Okay, I finally saw Bruce Almighty last night and it was annoying in parts and really touching in others. I thought Bruce was maybe a little too much of an archetype to really be believable, but it made for some effective storytelling. And when Bruce finally learns his lesson, I admit that it hit me pretty hard. But that's not what this blog is about.

It got me to think, what would I do if I had God's power for one day. And then I narrowed it down to what I would do if I had His power for one moment, one action, one "wish" so to speak.

And so, here, in no particular order are the "injustices" I would fix if I were embued with God's power for a moment...

1) I'd like to teach the world to drive. Can you imagine if suddenly everyone knew how to use their turn signals and be courteous?

2) I'd like to uninvent cell phones, and home video game consoles, and the last eight years of Republican rule.

3) I'd like the Giants to win a World Series in my lifetime (maybe just one of those biblical promises sort of things - a Isaiah like prophecy! And the Lord said, "Lo, the sun shall not set on Will Robison's life before the San Francisco Giants win the World Series!")

4)I'd make chocolate a cure for depression.

5) I'd allow some scientist to discover cold fusion with seawater in a matter that could never be perverted into a weapon of any kind.

6) I'd repopulate the world's oceans with fish.

7) I'd add a few mandatory religious holidays to the calendar.

8) I'd rewrite portions of the Bible to make it clear about my stance on telemarketers.

9) I'd find worthy parents for all orphans.

and, finally,

10) I'd send a small person sized meteorite down upon any Hollywood executive that suggested a classic movie be remade.

I'm not sure my movie would be all that interesting though. Just for curiosities sake on this Friday afternoon, what would you do if you had THE POWER for a few minutes?

1 comment:

Andy said...

If it were "Andy Almighty"....

1) Food would not make you fat, nor have high BP, nor high cholesterol, etc. Eat up...as much of it as you want!

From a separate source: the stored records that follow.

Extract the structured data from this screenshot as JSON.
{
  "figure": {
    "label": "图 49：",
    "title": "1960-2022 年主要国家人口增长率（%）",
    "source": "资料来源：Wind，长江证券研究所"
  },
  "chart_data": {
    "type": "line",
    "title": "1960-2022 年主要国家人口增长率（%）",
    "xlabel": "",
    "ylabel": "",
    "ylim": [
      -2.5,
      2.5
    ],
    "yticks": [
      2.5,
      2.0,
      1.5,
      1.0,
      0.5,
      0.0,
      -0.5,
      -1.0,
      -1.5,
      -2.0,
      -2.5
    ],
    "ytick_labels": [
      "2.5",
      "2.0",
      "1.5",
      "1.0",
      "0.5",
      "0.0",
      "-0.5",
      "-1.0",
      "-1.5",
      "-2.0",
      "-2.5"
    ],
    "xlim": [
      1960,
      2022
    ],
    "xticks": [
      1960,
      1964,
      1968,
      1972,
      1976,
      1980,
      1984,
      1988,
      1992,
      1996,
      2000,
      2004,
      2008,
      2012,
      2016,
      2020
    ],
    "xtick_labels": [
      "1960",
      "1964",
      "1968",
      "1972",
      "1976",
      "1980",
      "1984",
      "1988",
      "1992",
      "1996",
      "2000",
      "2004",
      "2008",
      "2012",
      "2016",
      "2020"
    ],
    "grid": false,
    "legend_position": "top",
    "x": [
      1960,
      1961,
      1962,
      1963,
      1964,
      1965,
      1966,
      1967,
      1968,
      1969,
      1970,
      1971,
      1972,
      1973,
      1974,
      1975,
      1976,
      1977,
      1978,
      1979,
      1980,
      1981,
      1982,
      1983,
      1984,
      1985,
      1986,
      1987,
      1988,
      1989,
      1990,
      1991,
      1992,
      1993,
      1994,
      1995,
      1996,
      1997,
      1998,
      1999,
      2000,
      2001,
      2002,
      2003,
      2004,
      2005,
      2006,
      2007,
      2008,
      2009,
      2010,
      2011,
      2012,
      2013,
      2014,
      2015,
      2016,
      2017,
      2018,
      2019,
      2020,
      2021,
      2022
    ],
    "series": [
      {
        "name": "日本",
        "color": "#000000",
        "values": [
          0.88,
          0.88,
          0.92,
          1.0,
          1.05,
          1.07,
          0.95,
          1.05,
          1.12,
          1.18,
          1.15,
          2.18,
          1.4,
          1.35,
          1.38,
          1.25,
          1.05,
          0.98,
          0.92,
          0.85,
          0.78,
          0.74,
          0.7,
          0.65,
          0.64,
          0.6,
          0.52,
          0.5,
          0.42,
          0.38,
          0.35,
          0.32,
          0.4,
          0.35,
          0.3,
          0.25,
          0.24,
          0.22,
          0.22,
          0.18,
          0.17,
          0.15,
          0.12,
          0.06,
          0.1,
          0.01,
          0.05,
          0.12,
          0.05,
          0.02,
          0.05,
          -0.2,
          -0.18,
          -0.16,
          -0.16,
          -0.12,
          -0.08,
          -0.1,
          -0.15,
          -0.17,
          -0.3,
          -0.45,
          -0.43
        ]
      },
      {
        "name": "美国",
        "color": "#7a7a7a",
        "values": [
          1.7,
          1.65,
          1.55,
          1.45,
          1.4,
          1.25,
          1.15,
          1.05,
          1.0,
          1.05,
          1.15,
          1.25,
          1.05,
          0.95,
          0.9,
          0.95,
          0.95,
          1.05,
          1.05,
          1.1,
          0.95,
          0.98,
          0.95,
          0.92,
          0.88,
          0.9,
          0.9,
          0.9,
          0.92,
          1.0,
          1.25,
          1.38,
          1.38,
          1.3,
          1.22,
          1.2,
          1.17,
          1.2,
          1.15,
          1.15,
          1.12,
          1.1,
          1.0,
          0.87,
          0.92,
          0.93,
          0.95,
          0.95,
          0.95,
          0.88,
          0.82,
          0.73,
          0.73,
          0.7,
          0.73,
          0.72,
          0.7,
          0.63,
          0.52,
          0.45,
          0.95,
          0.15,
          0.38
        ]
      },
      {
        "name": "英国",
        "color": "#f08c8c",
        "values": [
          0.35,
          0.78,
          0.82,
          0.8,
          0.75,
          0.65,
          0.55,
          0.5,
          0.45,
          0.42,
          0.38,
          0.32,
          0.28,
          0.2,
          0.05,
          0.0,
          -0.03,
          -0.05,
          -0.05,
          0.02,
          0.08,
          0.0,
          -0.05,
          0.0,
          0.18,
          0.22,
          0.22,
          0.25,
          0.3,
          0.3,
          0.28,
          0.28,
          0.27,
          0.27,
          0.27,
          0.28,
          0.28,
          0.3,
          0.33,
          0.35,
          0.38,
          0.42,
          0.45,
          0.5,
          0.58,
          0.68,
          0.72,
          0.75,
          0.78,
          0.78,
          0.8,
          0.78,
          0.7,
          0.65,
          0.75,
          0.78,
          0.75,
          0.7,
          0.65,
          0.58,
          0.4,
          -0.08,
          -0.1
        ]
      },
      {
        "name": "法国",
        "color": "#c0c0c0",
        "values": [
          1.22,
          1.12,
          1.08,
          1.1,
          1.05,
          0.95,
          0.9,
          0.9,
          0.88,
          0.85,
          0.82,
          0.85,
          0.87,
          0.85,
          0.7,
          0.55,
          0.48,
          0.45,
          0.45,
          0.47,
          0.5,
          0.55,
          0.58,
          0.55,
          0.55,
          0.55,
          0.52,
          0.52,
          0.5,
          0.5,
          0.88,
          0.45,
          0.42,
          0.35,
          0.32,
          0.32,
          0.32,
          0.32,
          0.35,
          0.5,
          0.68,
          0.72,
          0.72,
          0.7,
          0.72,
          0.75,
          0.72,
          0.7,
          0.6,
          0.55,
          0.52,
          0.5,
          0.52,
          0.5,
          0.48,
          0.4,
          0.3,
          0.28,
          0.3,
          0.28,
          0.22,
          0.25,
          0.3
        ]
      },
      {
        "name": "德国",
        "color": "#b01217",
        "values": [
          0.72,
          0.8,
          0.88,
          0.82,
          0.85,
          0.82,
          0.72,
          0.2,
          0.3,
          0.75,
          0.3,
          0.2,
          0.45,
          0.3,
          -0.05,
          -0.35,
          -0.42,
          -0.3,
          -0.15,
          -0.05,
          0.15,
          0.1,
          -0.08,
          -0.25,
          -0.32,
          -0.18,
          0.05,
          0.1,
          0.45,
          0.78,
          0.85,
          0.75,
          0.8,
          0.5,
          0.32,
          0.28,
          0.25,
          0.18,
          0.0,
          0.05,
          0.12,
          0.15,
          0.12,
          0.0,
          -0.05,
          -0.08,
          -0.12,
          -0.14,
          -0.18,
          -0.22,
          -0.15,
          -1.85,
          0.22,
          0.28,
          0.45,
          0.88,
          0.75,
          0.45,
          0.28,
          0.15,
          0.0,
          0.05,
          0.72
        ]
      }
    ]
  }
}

2) The Boston Red Sox would have never traded Babe Ruth to the Yankees.

3) The San Francisco Chronicle, in its existing form, would never exist, and therefore, would never have found out about BALCO.

4) As a corollary to that, all illegal substances would never have been invented in the first place (for sports, anyway), and therefore HR chases and such would have remained pure. (Which also means that the single season HR record probably would still be 61...but that's for another day).

5) Kids would never get hurt playing Little League baseball, and therefore every kid would play!